Jeżeli nakaz zapłaty wydał sąd, sprawa jest poważniejsza. Od nakazu należy pisemnie odwołać się w ciągu 14 dni od otrzymania dokumentu, wskazując, dlaczego sąd popełnił błąd. Nie wystarczy sam sprzeciw – argumenty należy poprzeć dowodami, wykazując np., że w analizowanym okresie zamieszkiwaliśmy gdzieś indziej. Można także zażądać, żeby sąd przesłuchał świadków, którzy potwierdzą naszą wersję wydarzeń. Brak sprzeciwu w terminie 14 dni powoduje, że wyrok się uprawomocnia.

Jeśli o długu dowiedzieliśmy się od komornika, to sprawa zaszła już bardzo daleko. Należy wówczas jak najszybciej złożyć do sądu pisemne zażalenie na fakt, iż sąd nadał klauzulę wykonalności nakazowi zapłaty (czyli nasłał na nas komornika). Tu również, jak w pozostałych przypadkach, trzeba podać argumenty, czemu dług niesłusznie nas obciąża i poprzeć je dowodami z dokumentów.

Warto pamiętać, że ostatnią deską ratunku dla osoby niesłusznie obciążonej cudzym długiem może być Rzecznik Praw Obywatelskich. Warto się do niego zwrócić, ma on bowiem możliwość złożenia skargi nadzwyczajnej, która może uchylić decyzję sądu i zmusić wymiar sprawiedliwości do ponownego rozpatrzenia sprawy.

Czy dzieci spłacają długi rodziców po ich śmierci? Poznaj zasady dziedziczenia długów

To, czy dzieci odpowiadają za długi rodziców po ich śmierci, zależy od tego, czy dziecko przyjęło spadek, czy go odrzuciło (i na jakich zasadach). Na ewentualne odrzucenie jest 6 miesięcy od uzyskania informacji o spadku. Jeśli w tym terminie spadkobierca nic nie zrobi, to automatycznie przyjmuje spadek z dobrodziejstwem inwentarza. Oznacza to, że dziedziczy się zadłużenie rodzica, ale tylko do kwoty odpowiadającej wartości odziedziczonego majątku. Reszta długów nie przechodzi na dziecko.

Jeśli spadkobiercy nie podoba się to rozwiązanie, ma dwie możliwości. Może w ciągu 6 miesięcy odrzucić spadek, co powoduje, że długi w ogóle na niego nie przechodzą, ale oczywiście w ten sposób nie otrzymuje też majątku.
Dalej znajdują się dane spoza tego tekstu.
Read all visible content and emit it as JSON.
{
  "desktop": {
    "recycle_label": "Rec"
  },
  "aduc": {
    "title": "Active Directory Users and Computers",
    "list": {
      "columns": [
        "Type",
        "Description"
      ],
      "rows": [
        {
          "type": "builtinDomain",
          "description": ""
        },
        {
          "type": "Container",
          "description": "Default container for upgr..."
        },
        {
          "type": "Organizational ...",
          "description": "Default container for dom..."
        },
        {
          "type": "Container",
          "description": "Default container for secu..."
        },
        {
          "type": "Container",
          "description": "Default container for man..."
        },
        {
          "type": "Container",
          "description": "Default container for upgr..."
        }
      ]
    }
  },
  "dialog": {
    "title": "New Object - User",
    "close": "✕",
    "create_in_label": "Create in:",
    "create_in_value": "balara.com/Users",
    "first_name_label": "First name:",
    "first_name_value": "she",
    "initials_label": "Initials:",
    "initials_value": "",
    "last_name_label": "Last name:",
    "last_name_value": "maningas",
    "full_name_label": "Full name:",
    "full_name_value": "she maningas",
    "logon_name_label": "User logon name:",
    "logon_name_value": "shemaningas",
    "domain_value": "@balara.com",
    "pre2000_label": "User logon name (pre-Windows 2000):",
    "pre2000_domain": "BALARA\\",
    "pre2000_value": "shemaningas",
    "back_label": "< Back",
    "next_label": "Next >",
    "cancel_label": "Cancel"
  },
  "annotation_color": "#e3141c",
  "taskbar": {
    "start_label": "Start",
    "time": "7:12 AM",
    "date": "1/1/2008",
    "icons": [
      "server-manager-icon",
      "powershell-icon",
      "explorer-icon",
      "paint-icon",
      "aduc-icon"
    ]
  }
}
Druga możliwość to proste przyjęcie spadku, czyli bez jakichkolwiek ograniczeń – wówczas dziedziczy się pełną wysokość długów (która może być nawet wyższa niż wartość dziedziczonego majątku). Oczywiście nie jest to rozwiązanie zalecane w przypadku spadku po zadłużonym rodzicu.

Warto też pamiętać, że jeszcze za życia rodzica dziecko może dobrowolnie zrzec się dziedziczenia, zawierając w tym celu odpowiednią umowę u notariusza. Jeśli obawiamy się kłopotów z dziedziczeniem długów, dobrze jest zdecydować się na taki krok.

Poręczenie pożyczki i przyjęcie rzeczy stanowiącej zabezpieczenie spłaty długu

Warto wiedzieć, że są też dwa inne typy długów, za które dziecko odpowiada solidarnie z rodzicem. Pierwszym jest poręczenie pożyczki rodzica, którego może oczywiście dokonać tylko osoba, która ukończyła 18 lat. Jeśli dorosłe dziecko zgodziło się poręczyć pożyczkę, to niestety pozostaje tylko płacić, gdyż poręczyciel sam zgodził się wziąć na siebie odpowiedzialność za cudze zobowiązanie finansowe.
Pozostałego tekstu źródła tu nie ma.